Bad ideas. Good ideas. Questionable ideas. And a couple of restaurants doing what restaurants are supposed to do: show hospitality.

Idea #1: Don’t serve cops. We’ve always said that we cover all ideas here—not just the good ones. And this one falls squarely into the other category of ideas. A Buffalo Wild Wings unit in Manassas, Virginia, refused service to a group of police officers whose guns were showing. Another diner who saw the interaction notified BWW headquarters, the local paper picked up the story and the national media followed. The chain went into full crisis-prevention mode, visiting with the police to apologize and sending out press releases clarifying that “It's our policy to allow law enforcement officers to carry their guns in the restaurant," as a spokesperson said.

Idea #2: Make healthier kids’ meals. If you do, you’ll stand out from the pack. A study released last week showed that 91 percent of kids’ meals served at the nation’s largest restaurants failed nutritional standards set by the NRA. A full 97 percent failed to meet the stricter standards set by the Center for Science in the Public Interest, the body that commissioned the study.

Idea #3: Call out no-shows. Beverly Hills Vietnamese restaurant Red Medicine is on a Twitter campaign to shame reservation no-shows. “Hi Kyle Anderson (323),” one tweet reads. “I hope you enjoyed your gf’s bday and the flowers that you didn’t bring when you no-showed for your 815 res. Thanks.”

Idea #4: Show your customers you care. A family goes to Olive Garden after helping at the dad’s parents’ house, which had just burned down. Making the rounds, the manager stops by their table and asks how they are.
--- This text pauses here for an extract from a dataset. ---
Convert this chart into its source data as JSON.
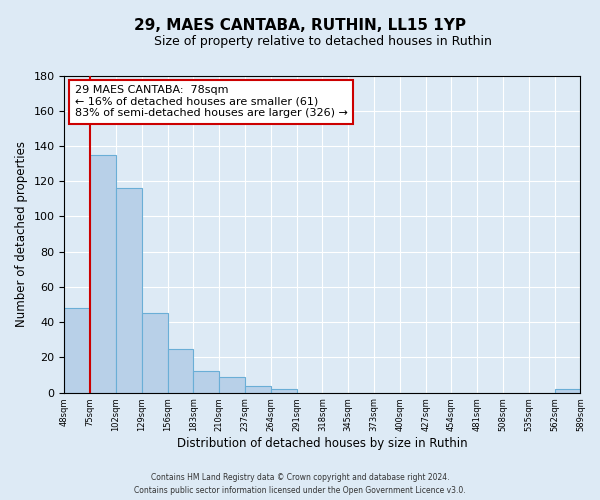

The daughter tells him, Grandpa’s house burned down.” The manager comps their meal.

Idea #5: Show your customers you care II. A mother takes her autistic 7-year-old daughter to a Chili’s. The young girl orders a cheeseburger, but is heartbroken when it shows up “broken”—it had been cut in half. Their fast-acting waitress relays the problem to the kitchen, which cooks another cheeseburger, which is delivered “fixed” to the table.